I heard lots of job interviews and meetings between bosses and subordinates going over sales figures and assignments. This restaurant rents out rooms in the back for business meetings (‘hey, gang, we’re having our first offsite — at Panera’) and one day, I saw three geeky guys prepare the room for an hour, setting up their computers in a row and then in a taping paper over all the windows — never writing a word on any of it — apparently so we couldn’t steal their corporate secrets. Could be the next Google.

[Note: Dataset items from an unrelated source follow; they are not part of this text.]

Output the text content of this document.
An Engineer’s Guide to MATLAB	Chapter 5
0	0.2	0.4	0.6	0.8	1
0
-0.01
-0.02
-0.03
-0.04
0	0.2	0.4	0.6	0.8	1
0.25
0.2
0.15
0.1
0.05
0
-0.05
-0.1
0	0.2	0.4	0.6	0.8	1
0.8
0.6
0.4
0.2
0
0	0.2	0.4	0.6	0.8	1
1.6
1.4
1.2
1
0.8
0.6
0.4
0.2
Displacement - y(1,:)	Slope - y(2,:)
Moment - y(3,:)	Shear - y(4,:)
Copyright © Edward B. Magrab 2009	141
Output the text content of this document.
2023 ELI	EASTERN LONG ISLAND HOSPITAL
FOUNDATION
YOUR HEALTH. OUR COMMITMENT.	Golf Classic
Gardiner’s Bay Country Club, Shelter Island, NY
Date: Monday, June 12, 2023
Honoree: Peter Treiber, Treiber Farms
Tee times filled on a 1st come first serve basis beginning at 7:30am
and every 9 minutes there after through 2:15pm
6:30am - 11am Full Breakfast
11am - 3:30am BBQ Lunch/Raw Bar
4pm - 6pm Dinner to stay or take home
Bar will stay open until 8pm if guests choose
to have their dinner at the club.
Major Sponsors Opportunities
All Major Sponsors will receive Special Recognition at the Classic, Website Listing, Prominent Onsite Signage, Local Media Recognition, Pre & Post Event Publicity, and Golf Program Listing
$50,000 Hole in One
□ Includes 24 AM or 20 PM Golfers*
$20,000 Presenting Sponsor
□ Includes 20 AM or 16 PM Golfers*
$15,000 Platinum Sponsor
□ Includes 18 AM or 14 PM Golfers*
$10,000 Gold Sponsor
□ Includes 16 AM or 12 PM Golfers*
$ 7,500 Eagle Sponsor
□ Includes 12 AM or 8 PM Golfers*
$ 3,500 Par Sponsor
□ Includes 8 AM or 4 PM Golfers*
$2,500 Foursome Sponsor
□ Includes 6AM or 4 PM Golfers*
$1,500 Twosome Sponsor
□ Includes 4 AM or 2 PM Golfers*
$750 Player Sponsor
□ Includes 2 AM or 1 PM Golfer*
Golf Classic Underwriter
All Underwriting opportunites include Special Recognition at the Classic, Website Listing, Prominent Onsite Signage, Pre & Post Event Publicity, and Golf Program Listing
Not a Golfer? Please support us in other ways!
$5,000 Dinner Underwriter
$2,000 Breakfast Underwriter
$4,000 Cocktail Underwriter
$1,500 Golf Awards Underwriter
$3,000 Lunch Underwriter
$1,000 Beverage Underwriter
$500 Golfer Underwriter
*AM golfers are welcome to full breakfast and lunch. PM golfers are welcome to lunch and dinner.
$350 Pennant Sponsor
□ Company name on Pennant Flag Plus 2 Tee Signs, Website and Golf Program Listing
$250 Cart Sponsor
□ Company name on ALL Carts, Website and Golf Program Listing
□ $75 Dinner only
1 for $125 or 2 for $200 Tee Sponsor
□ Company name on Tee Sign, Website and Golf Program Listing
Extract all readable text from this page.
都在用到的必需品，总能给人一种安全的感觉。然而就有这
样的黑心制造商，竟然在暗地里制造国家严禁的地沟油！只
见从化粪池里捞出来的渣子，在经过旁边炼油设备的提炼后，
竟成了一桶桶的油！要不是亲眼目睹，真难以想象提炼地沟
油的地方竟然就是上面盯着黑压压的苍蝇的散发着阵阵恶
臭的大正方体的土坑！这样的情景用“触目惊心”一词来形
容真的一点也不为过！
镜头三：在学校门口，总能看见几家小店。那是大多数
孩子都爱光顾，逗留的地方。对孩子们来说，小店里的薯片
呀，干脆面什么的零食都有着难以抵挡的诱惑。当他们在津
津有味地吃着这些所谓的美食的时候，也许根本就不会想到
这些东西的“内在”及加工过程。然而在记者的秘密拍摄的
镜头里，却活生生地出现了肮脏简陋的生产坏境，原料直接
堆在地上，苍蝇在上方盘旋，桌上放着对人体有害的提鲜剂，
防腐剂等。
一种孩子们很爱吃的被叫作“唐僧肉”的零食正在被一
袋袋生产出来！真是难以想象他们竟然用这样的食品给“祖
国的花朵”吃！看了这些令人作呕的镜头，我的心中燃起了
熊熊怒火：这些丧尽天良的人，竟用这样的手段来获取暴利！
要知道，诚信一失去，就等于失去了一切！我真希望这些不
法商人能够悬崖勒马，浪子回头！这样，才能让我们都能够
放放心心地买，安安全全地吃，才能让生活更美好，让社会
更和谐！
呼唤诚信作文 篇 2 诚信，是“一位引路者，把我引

Most people kept their heads down into their laptops. The wise ones also wore headsets and I soon learned why. Some people who come into Panera, it seems, are lonely. One morning as I was rushing to get work done before my meter run out of the considerable change Princeton demands (and tickets are $60), a nice guy — an investor, he said — just wanted to chat. I tried to listen politely and give the cue that I needed to get work done, glancing back at my laptop again and again. He didn’t get the cue. Neither did the woman who came into the back one afternoon shouting into her cell phone to close bank accounts and cancel credit cards. Turns out she was getting divorced. Whenever she was put on hold, which was often, she would start telling me her life’s story, as much as I really didn’t want to know it, all about her therapy and her divorce and her self-image. Outside, I was nodding politely and trying to get my head back into my laptop. Inside, I was screaming, ‘Arrrrrggggghh!’ The woman could not let five second go by without filling the room with talk. Hate to say it, but inside I was also thinking that the divorce was not a huge surprise.
Now I’m sitting at home in my quiet office staring at the woods and I have to say, I kind of miss the show. Thanks, Panera.